Blueberries are popular fruit for home growing, especially in areas with moist or acidic soil. These bushes produce fruit that works well for fresh, cooked or frozen use. Like other plants, blueberry bushes go through a specific set of stages over the course of their lives. This life cycle can be influenced, but not changed, by environmental factors.
Each blueberry fruit contains many extremely tiny seeds. In nature, unharvested fruit falls to the ground. As it decays, the seeds come into contact with the soil, sprouting the next spring when the weather warms. Birds and mammals also eat blueberry fruit, dispersing seeds. Most cultivated blueberries are not actually grown from seed. Instead, they're grown from cuttings, and are really just clones of the parent plant. Blueberry seeds will produce genetically different offspring.
Blueberry seeds begin to germinate when temperatures reach 60 to 70 degrees Fahrenheit. According to the University of Maine Extension website, they take about a month to germinate and emerge from the soil. They grow quickly, becoming small bushes within a few months. As cold weather approaches, blueberry bushes become dormant for the winter. They shut down their life processes during the cold months, and can survive temperatures as low as minus-10 degrees Fahrenheit. When weather warms again, the roots revive and begin to provide sugar for later growth. Blueberry bushes can live for up to 30 to 50 years, according to the University of Minnesota Extension website. They may take several years to reach maturity and produce fruit.

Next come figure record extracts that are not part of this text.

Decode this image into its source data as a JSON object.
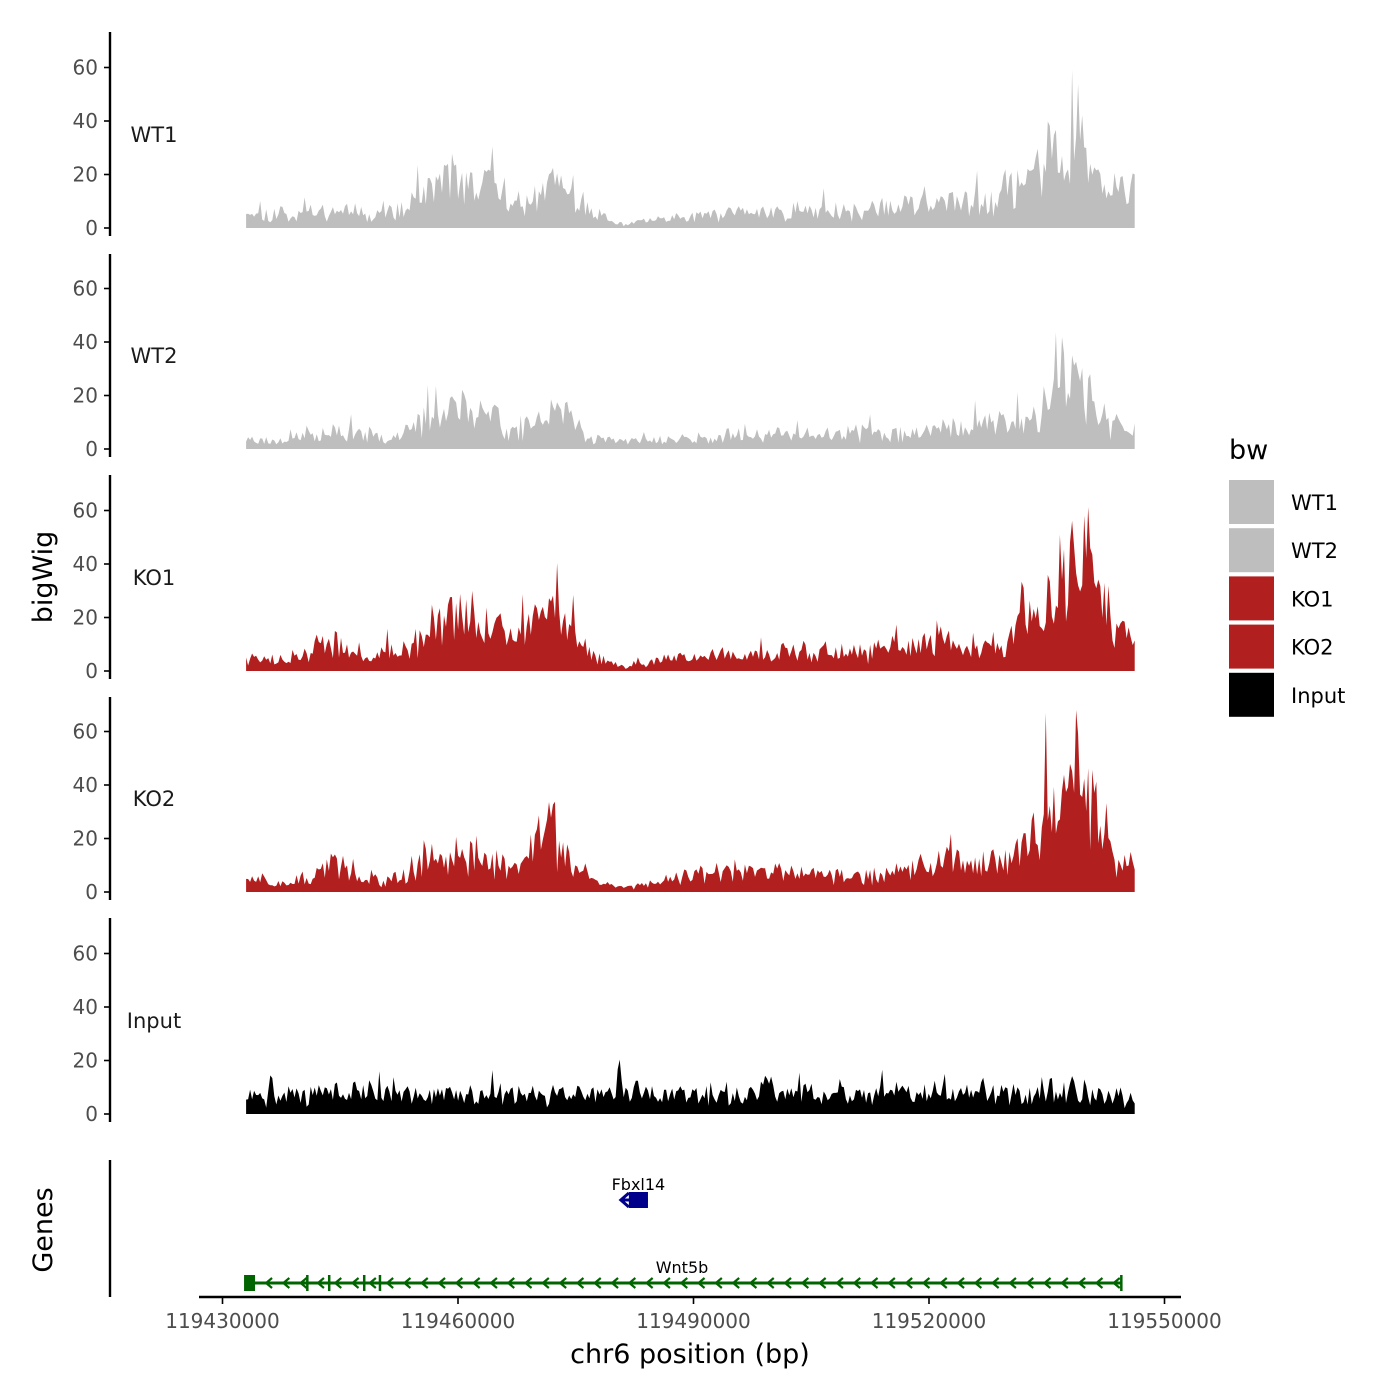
{
  "chart_data": {
    "type": "area",
    "title": "",
    "ylabel": "bigWig",
    "xlabel": "chr6 position (bp)",
    "ylim": [
      0,
      72
    ],
    "yticks": [
      0,
      20,
      40,
      60
    ],
    "xlim": [
      119425000,
      119550000
    ],
    "xticks": [
      119430000,
      119460000,
      119490000,
      119520000,
      119550000
    ],
    "xtick_labels": [
      "119430000",
      "119460000",
      "119490000",
      "119520000",
      "119550000"
    ],
    "data_range": [
      119433000,
      119546200
    ],
    "legend_title": "bw",
    "series": [
      {
        "name": "WT1",
        "color": "#bebebe",
        "profile": [
          [
            0,
            8
          ],
          [
            0.01,
            5
          ],
          [
            0.05,
            5
          ],
          [
            0.1,
            7
          ],
          [
            0.14,
            6
          ],
          [
            0.18,
            6
          ],
          [
            0.2,
            14
          ],
          [
            0.235,
            19
          ],
          [
            0.245,
            14
          ],
          [
            0.27,
            16
          ],
          [
            0.29,
            11
          ],
          [
            0.3,
            7
          ],
          [
            0.32,
            13
          ],
          [
            0.345,
            18
          ],
          [
            0.36,
            13
          ],
          [
            0.38,
            8
          ],
          [
            0.41,
            2
          ],
          [
            0.43,
            1
          ],
          [
            0.45,
            3
          ],
          [
            0.5,
            4
          ],
          [
            0.55,
            6
          ],
          [
            0.6,
            6
          ],
          [
            0.65,
            7
          ],
          [
            0.7,
            6
          ],
          [
            0.75,
            9
          ],
          [
            0.8,
            9
          ],
          [
            0.85,
            13
          ],
          [
            0.88,
            16
          ],
          [
            0.905,
            24
          ],
          [
            0.93,
            30
          ],
          [
            0.945,
            24
          ],
          [
            0.96,
            15
          ],
          [
            0.98,
            12
          ],
          [
            1,
            14
          ]
        ],
        "spikes": [
          [
            0.235,
            25
          ],
          [
            0.27,
            22
          ],
          [
            0.345,
            23
          ],
          [
            0.91,
            38
          ],
          [
            0.935,
            37
          ],
          [
            0.96,
            24
          ],
          [
            1,
            20
          ]
        ],
        "seed": 11
      },
      {
        "name": "WT2",
        "color": "#bebebe",
        "profile": [
          [
            0,
            4
          ],
          [
            0.03,
            3
          ],
          [
            0.05,
            4
          ],
          [
            0.1,
            6
          ],
          [
            0.14,
            5
          ],
          [
            0.18,
            5
          ],
          [
            0.2,
            11
          ],
          [
            0.235,
            14
          ],
          [
            0.26,
            14
          ],
          [
            0.28,
            12
          ],
          [
            0.3,
            6
          ],
          [
            0.32,
            10
          ],
          [
            0.345,
            13
          ],
          [
            0.37,
            10
          ],
          [
            0.39,
            4
          ],
          [
            0.42,
            3
          ],
          [
            0.45,
            3
          ],
          [
            0.5,
            4
          ],
          [
            0.55,
            4
          ],
          [
            0.6,
            5
          ],
          [
            0.65,
            5
          ],
          [
            0.7,
            6
          ],
          [
            0.75,
            6
          ],
          [
            0.8,
            8
          ],
          [
            0.85,
            10
          ],
          [
            0.88,
            11
          ],
          [
            0.905,
            18
          ],
          [
            0.93,
            25
          ],
          [
            0.945,
            20
          ],
          [
            0.965,
            11
          ],
          [
            0.98,
            7
          ],
          [
            1,
            5
          ]
        ],
        "spikes": [
          [
            0.235,
            20
          ],
          [
            0.28,
            17
          ],
          [
            0.345,
            16
          ],
          [
            0.935,
            35
          ],
          [
            0.95,
            28
          ],
          [
            0.98,
            14
          ]
        ],
        "seed": 23
      },
      {
        "name": "KO1",
        "color": "#b21f1f",
        "profile": [
          [
            0,
            6
          ],
          [
            0.03,
            3
          ],
          [
            0.05,
            5
          ],
          [
            0.08,
            7
          ],
          [
            0.1,
            10
          ],
          [
            0.12,
            6
          ],
          [
            0.14,
            5
          ],
          [
            0.18,
            8
          ],
          [
            0.2,
            15
          ],
          [
            0.23,
            20
          ],
          [
            0.26,
            17
          ],
          [
            0.3,
            13
          ],
          [
            0.33,
            16
          ],
          [
            0.345,
            22
          ],
          [
            0.37,
            12
          ],
          [
            0.4,
            4
          ],
          [
            0.42,
            2
          ],
          [
            0.45,
            3
          ],
          [
            0.5,
            5
          ],
          [
            0.55,
            6
          ],
          [
            0.6,
            7
          ],
          [
            0.65,
            7
          ],
          [
            0.7,
            7
          ],
          [
            0.75,
            9
          ],
          [
            0.8,
            11
          ],
          [
            0.83,
            9
          ],
          [
            0.85,
            8
          ],
          [
            0.87,
            16
          ],
          [
            0.9,
            26
          ],
          [
            0.93,
            36
          ],
          [
            0.955,
            28
          ],
          [
            0.97,
            16
          ],
          [
            0.99,
            12
          ],
          [
            1,
            9
          ]
        ],
        "spikes": [
          [
            0.23,
            28
          ],
          [
            0.345,
            30
          ],
          [
            0.08,
            14
          ],
          [
            0.93,
            56
          ],
          [
            0.95,
            46
          ],
          [
            0.985,
            20
          ]
        ],
        "seed": 37
      },
      {
        "name": "KO2",
        "color": "#b21f1f",
        "profile": [
          [
            0,
            5
          ],
          [
            0.03,
            4
          ],
          [
            0.05,
            4
          ],
          [
            0.08,
            7
          ],
          [
            0.1,
            10
          ],
          [
            0.12,
            6
          ],
          [
            0.14,
            4
          ],
          [
            0.18,
            5
          ],
          [
            0.2,
            11
          ],
          [
            0.23,
            15
          ],
          [
            0.26,
            14
          ],
          [
            0.29,
            10
          ],
          [
            0.31,
            12
          ],
          [
            0.345,
            22
          ],
          [
            0.365,
            12
          ],
          [
            0.39,
            5
          ],
          [
            0.42,
            2
          ],
          [
            0.45,
            3
          ],
          [
            0.5,
            6
          ],
          [
            0.55,
            7
          ],
          [
            0.6,
            7
          ],
          [
            0.65,
            6
          ],
          [
            0.7,
            6
          ],
          [
            0.75,
            8
          ],
          [
            0.8,
            12
          ],
          [
            0.83,
            10
          ],
          [
            0.85,
            10
          ],
          [
            0.88,
            18
          ],
          [
            0.91,
            32
          ],
          [
            0.935,
            40
          ],
          [
            0.955,
            30
          ],
          [
            0.97,
            14
          ],
          [
            0.99,
            10
          ],
          [
            1,
            11
          ]
        ],
        "spikes": [
          [
            0.345,
            33
          ],
          [
            0.1,
            14
          ],
          [
            0.935,
            70
          ],
          [
            0.92,
            44
          ],
          [
            0.79,
            17
          ],
          [
            0.84,
            17
          ]
        ],
        "seed": 51
      },
      {
        "name": "Input",
        "color": "#000000",
        "profile": [
          [
            0,
            6
          ],
          [
            0.05,
            7
          ],
          [
            0.1,
            8
          ],
          [
            0.2,
            7
          ],
          [
            0.3,
            7
          ],
          [
            0.4,
            7
          ],
          [
            0.45,
            8
          ],
          [
            0.5,
            7
          ],
          [
            0.6,
            8
          ],
          [
            0.7,
            7
          ],
          [
            0.8,
            7
          ],
          [
            0.9,
            8
          ],
          [
            0.95,
            8
          ],
          [
            1,
            6
          ]
        ],
        "spikes": [
          [
            0.42,
            22
          ],
          [
            0.028,
            16
          ],
          [
            0.93,
            15
          ],
          [
            0.44,
            13
          ],
          [
            0.585,
            14
          ]
        ],
        "seed": 71
      }
    ],
    "genes": [
      {
        "name": "Fbxl14",
        "start": 119481000,
        "end": 119484200,
        "strand": "-",
        "color": "#00008b",
        "row": 1
      },
      {
        "name": "Wnt5b",
        "start": 119433000,
        "end": 119544500,
        "strand": "-",
        "color": "#006400",
        "row": 2
      }
    ],
    "genes_track_label": "Genes"
  }
}
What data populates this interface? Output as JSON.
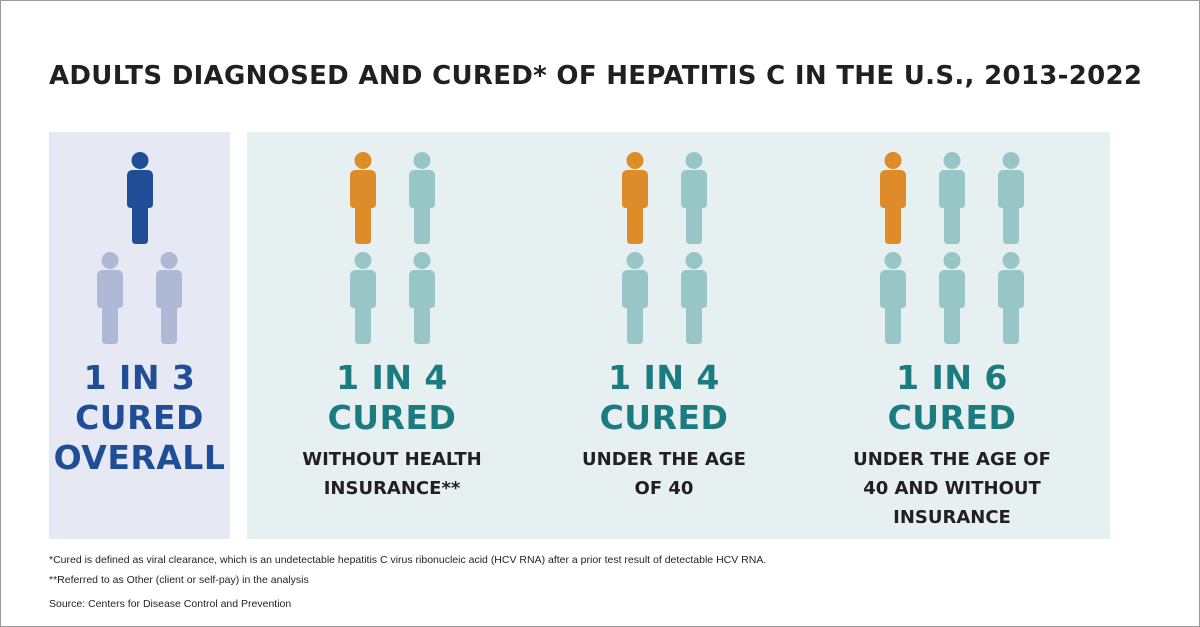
{
  "title": "ADULTS DIAGNOSED AND CURED* OF HEPATITIS C IN THE U.S., 2013-2022",
  "colors": {
    "overall_cured": "#1f4e96",
    "overall_not_cured": "#aebad5",
    "cured": "#de8b2a",
    "not_cured": "#98c5c6",
    "overall_text": "#1f4e96",
    "stat_text": "#1c7b80",
    "panel_left_bg": "#e6e9f3",
    "panel_right_bg": "#e7f0f0"
  },
  "chart_data": {
    "type": "pictograph",
    "title": "ADULTS DIAGNOSED AND CURED* OF HEPATITIS C IN THE U.S., 2013-2022",
    "groups": [
      {
        "cured": 1,
        "total": 3,
        "stat_lines": [
          "1 IN 3",
          "CURED",
          "OVERALL"
        ],
        "description_lines": []
      },
      {
        "cured": 1,
        "total": 4,
        "stat_lines": [
          "1 IN 4",
          "CURED"
        ],
        "description_lines": [
          "WITHOUT HEALTH",
          "INSURANCE**"
        ]
      },
      {
        "cured": 1,
        "total": 4,
        "stat_lines": [
          "1 IN 4",
          "CURED"
        ],
        "description_lines": [
          "UNDER THE AGE",
          "OF 40"
        ]
      },
      {
        "cured": 1,
        "total": 6,
        "stat_lines": [
          "1 IN 6",
          "CURED"
        ],
        "description_lines": [
          "UNDER THE AGE OF",
          "40 AND WITHOUT",
          "INSURANCE"
        ]
      }
    ]
  },
  "footnotes": {
    "cured_definition": "*Cured is defined as viral clearance, which is an undetectable hepatitis C virus ribonucleic acid (HCV RNA) after a prior test result of detectable HCV RNA.",
    "other_definition": "**Referred to as Other (client or self-pay) in the analysis",
    "source": "Source: Centers for Disease Control and Prevention"
  }
}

Adult blueberry plants put out clusters of six to 12 small white flowers in late spring. These flowers open starting at the base of the bud. Blueberries cannot pollinate themselves, and require bees to fertilize their flowers. Several species, including bumble bees, honeybees, carpenter bees and southeastern blueberry bees, visit these flowers and transfer pollen from the anthers to the stigma, allowing the adult bush to fruit and reproduce.
Fertilized blueberry flowers produce the familiar purplish-blue berry within a few weeks of blooming. According to the Michigan State University Extension website, the first flowers pollinated usually fruit sooner and produce larger blueberries. This occurs because fruit at the bottom of the cluster receives sugars and other nutrients from the roots before fruit at the top of the cluster.